By Catherine Tymkiw
Political gridlock in Italy is unhinging investors.
Investors worry the results of Italy's election could wind up undermining the progress that Italy has made in overhauling its troubled economy.
"It was the worst possible outcome, feared by market participants and European policy-makers alike," said Daiwa Capital Markets European economist Tobias Blattner.
U.S. stocks spiraled downward in a late-day frenzied sell-off Monday. European markets followed their cue and sold off sharply early Tuesday.
CNNMoney's Fear & Greed Index tumbled into neutral -- a level it hasn't touched in two months. It bounced out of neutral into greed but is still sharply down from the extreme greed level it was sitting in just two days ago.

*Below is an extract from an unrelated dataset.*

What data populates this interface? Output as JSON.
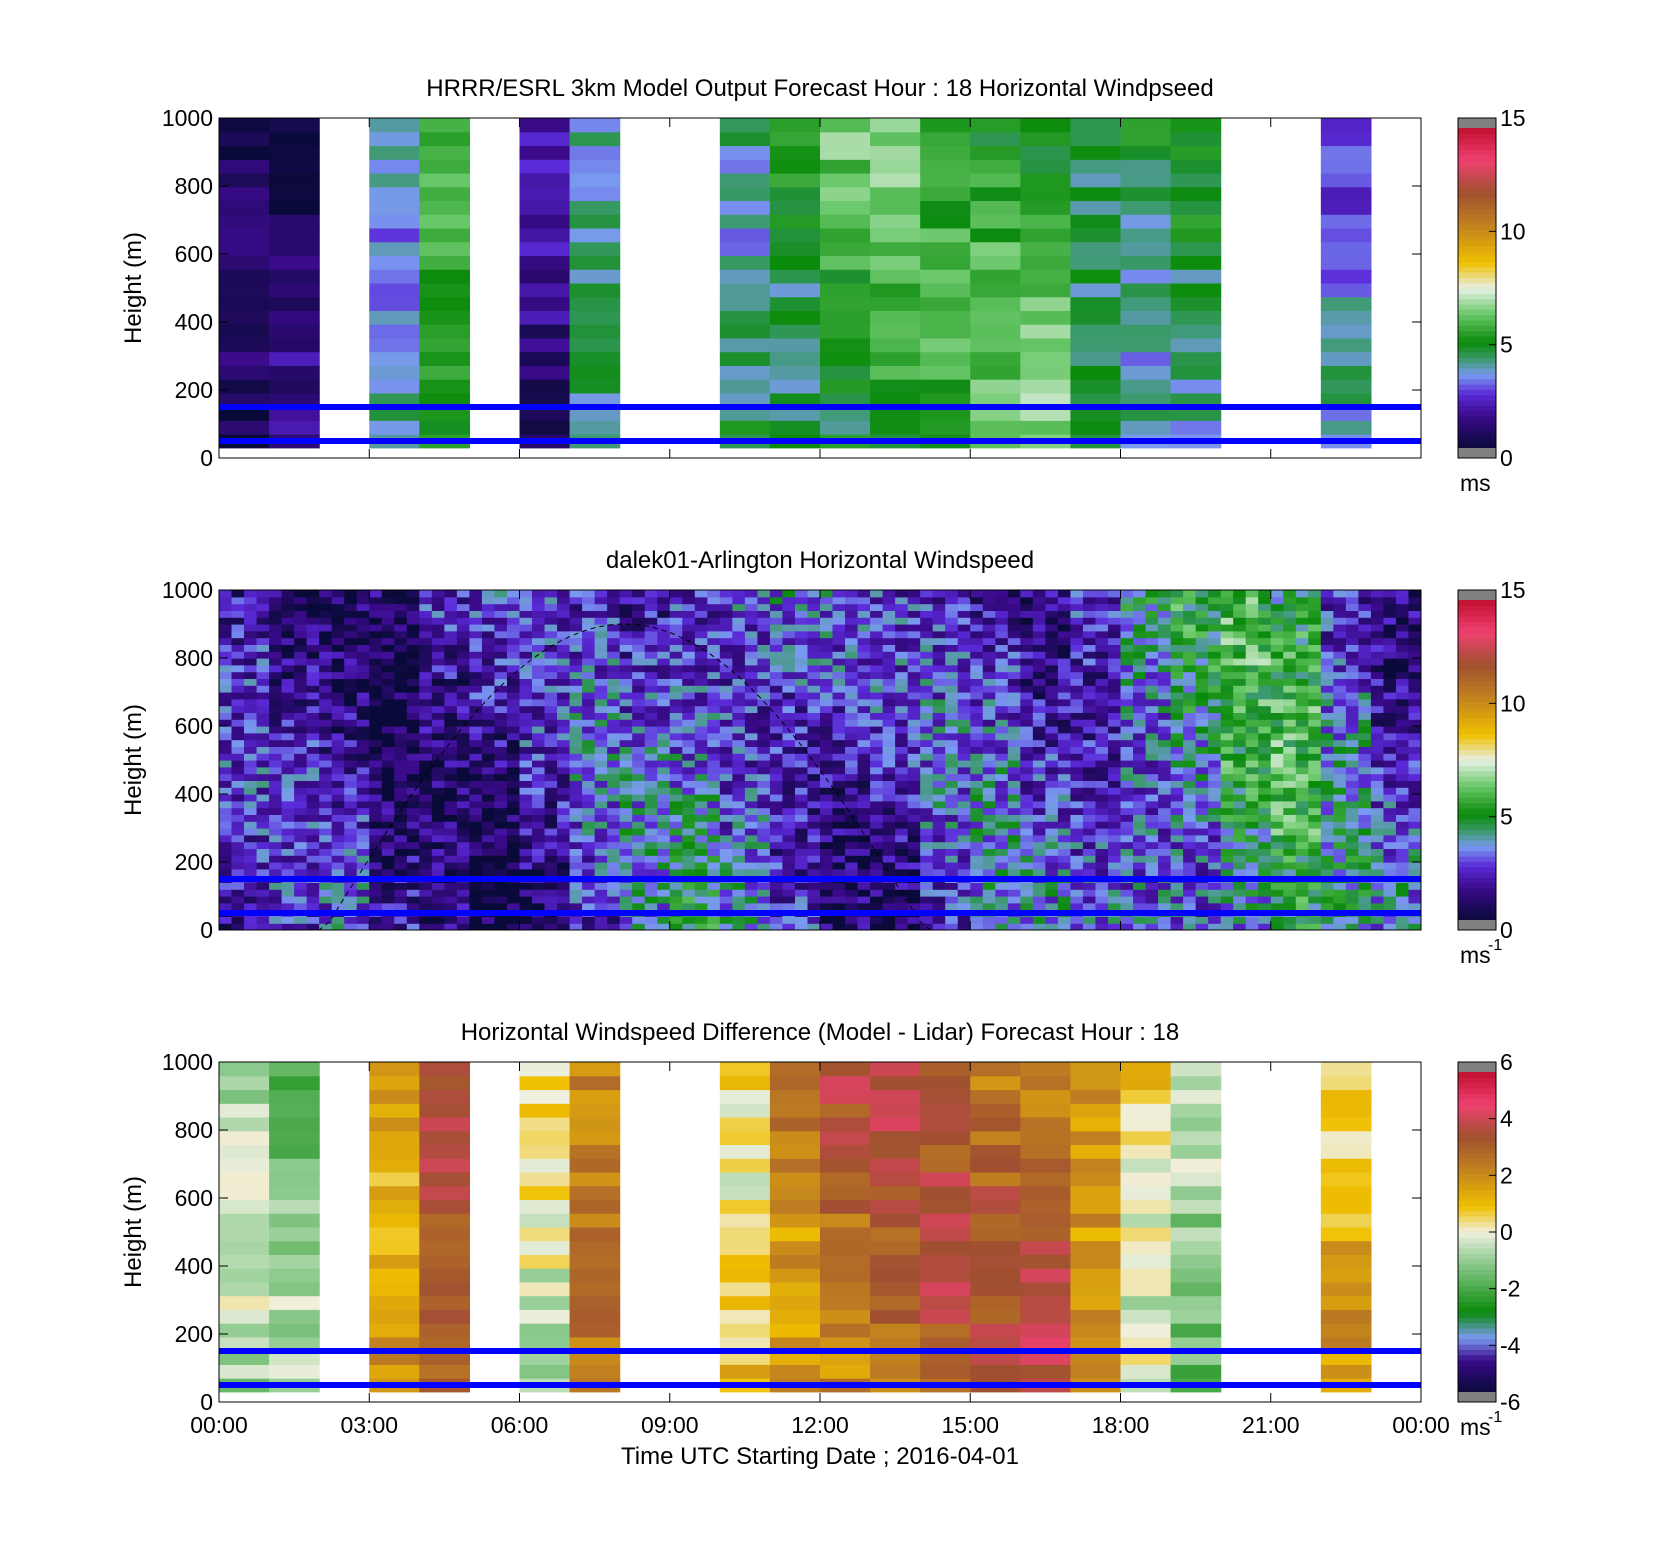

The volatility sent the market's other fear gauge, the VIX, up 35% in one day. The VIX has surged more than 54% over the past five days, though it was also easing a bit on Tuesday.
As investors fled riskier stocks, they poured back into the safe havens of U.S. Treasuries and gold. The yield on the 10-year Treasury note slid further below 2% and gold prices are back above $1,600.

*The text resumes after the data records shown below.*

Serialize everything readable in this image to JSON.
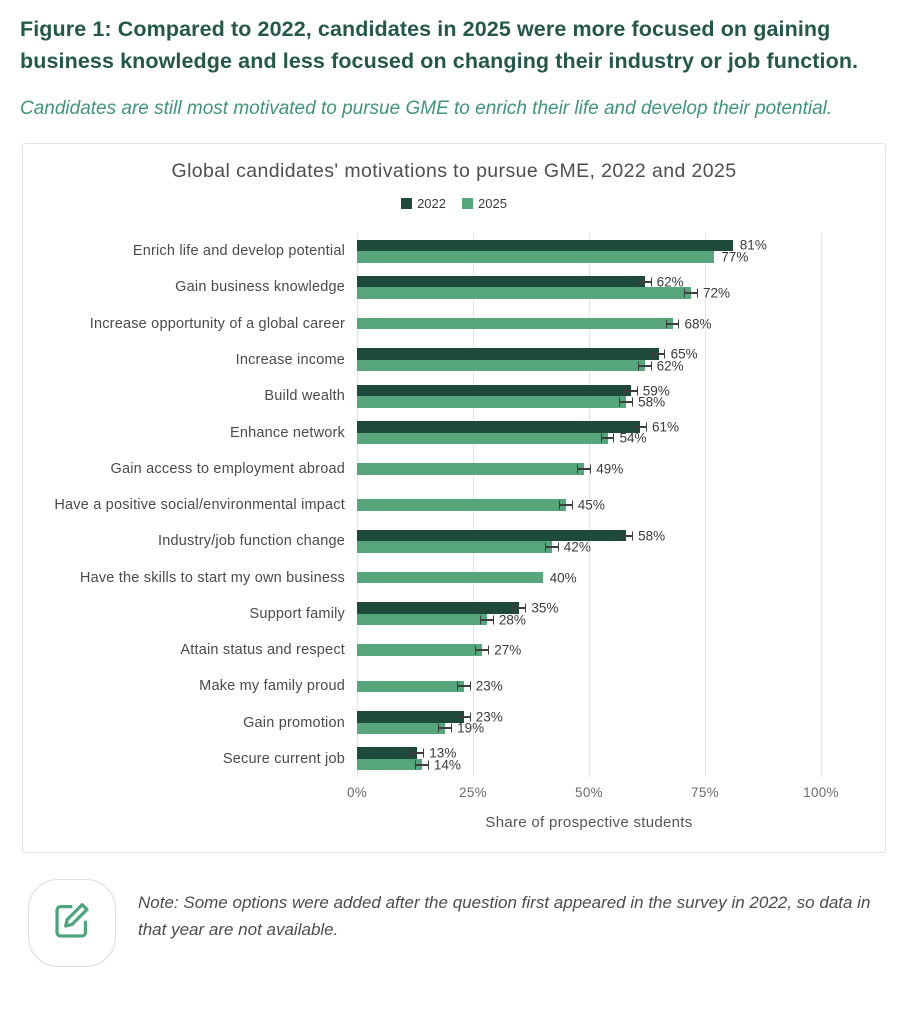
{
  "header": {
    "figure_title": "Figure 1: Compared to 2022, candidates in 2025 were more focused on gaining business knowledge and less focused on changing their industry or job function.",
    "subtitle": "Candidates are still most motivated to pursue GME to enrich their life and develop their potential."
  },
  "note": {
    "text": "Note: Some options were added after the question first appeared in the survey in 2022, so data in that year are not available.",
    "icon": "edit-note-icon"
  },
  "colors": {
    "figure_title_green": "#24584a",
    "subtitle_green": "#3f9577",
    "series_2022": "#1d4a3a",
    "series_2025": "#57a67b",
    "grid_line": "#e4e4e4",
    "chart_title_gray": "#4e4e4e",
    "category_label_gray": "#4a4a4a",
    "error_bar": "#3d3d3d",
    "card_border": "#e2e2e2",
    "note_icon_green": "#4da57e"
  },
  "chart_data": {
    "type": "bar",
    "orientation": "horizontal",
    "title": "Global candidates' motivations to pursue GME, 2022 and 2025",
    "xlabel": "Share of prospective students",
    "x_ticks": [
      "0%",
      "25%",
      "50%",
      "75%",
      "100%"
    ],
    "xlim": [
      0,
      100
    ],
    "grid": true,
    "legend_position": "top-center",
    "value_label_format": "percent",
    "legend": [
      {
        "name": "2022",
        "color": "#1d4a3a"
      },
      {
        "name": "2025",
        "color": "#57a67b"
      }
    ],
    "categories": [
      "Enrich life and develop potential",
      "Gain business knowledge",
      "Increase opportunity of a global career",
      "Increase income",
      "Build wealth",
      "Enhance network",
      "Gain access to employment abroad",
      "Have a positive social/environmental impact",
      "Industry/job function change",
      "Have the skills to start my own business",
      "Support family",
      "Attain status and respect",
      "Make my family proud",
      "Gain promotion",
      "Secure current job"
    ],
    "series": [
      {
        "name": "2022",
        "color": "#1d4a3a",
        "values": [
          81,
          62,
          null,
          65,
          59,
          61,
          null,
          null,
          58,
          null,
          35,
          null,
          null,
          23,
          13
        ]
      },
      {
        "name": "2025",
        "color": "#57a67b",
        "values": [
          77,
          72,
          68,
          62,
          58,
          54,
          49,
          45,
          42,
          40,
          28,
          27,
          23,
          19,
          14
        ]
      }
    ],
    "error_bars": {
      "2022": [
        null,
        1.5,
        null,
        1.5,
        1.5,
        1.5,
        null,
        null,
        1.5,
        null,
        1.5,
        null,
        null,
        1.5,
        1.5
      ],
      "2025": [
        null,
        1.5,
        1.5,
        1.5,
        1.5,
        1.5,
        1.5,
        1.5,
        1.5,
        null,
        1.5,
        1.5,
        1.5,
        1.5,
        1.5
      ]
    }
  }
}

It wasn't all that long ago that Italy was on the brink of seeking a bailout. If the current gridlock can't be broken, investors worry Europe's debt crisis could roil global markets.

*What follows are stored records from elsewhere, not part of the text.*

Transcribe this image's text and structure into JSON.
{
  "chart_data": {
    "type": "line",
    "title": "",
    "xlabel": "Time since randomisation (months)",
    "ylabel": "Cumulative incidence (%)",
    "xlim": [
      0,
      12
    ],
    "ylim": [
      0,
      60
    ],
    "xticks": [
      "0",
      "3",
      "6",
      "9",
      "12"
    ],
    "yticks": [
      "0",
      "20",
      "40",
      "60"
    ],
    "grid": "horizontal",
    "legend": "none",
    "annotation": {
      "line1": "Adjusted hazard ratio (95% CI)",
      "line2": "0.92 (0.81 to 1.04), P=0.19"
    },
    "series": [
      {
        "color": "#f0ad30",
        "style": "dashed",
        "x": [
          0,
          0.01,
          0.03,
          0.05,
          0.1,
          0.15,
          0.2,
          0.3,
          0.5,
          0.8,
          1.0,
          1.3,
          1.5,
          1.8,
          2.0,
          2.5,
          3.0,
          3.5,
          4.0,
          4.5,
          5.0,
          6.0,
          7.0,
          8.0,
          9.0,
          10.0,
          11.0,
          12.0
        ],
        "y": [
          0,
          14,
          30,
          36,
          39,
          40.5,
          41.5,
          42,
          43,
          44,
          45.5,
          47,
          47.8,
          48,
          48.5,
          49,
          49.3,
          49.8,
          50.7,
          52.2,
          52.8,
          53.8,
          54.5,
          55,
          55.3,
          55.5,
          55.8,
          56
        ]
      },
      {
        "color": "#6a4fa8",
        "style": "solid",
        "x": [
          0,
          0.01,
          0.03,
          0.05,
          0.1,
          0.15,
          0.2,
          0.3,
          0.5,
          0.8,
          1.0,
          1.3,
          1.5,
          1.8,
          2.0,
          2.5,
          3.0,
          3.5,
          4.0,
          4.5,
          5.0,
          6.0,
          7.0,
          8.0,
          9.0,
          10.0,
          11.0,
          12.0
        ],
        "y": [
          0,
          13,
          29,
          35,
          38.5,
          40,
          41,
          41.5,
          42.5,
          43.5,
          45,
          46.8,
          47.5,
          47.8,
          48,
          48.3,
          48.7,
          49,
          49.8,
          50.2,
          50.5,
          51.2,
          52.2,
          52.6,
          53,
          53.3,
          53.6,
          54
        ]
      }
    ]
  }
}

Investors were already getting worried about the bull market. Since the start of the year, they've returned to stocks but the pace of inflows has slowed considerably in recent weeks. At the same time, bond funds continue to be favored, with billions of dollars flowing into bond mutual funds weekly.
Still, even with the Italian wall of worry, bond yields have a ways to go before hitting a new record low and stocks are still up 5% to 6% this year. And the volatility of the VIX may continue but, at 19, it's also a bit away from its fear trigger level of 30.
And consider this. The last time, CNNMoney's Fear & Greed Index was in neutral, investors were worried about the economy falling off the fiscal cliff. This time around, they aren't worried about Friday's looming deadline for forced budget cuts, or sequestration. Most think it's just a matter of time before lawmakers reach a deal.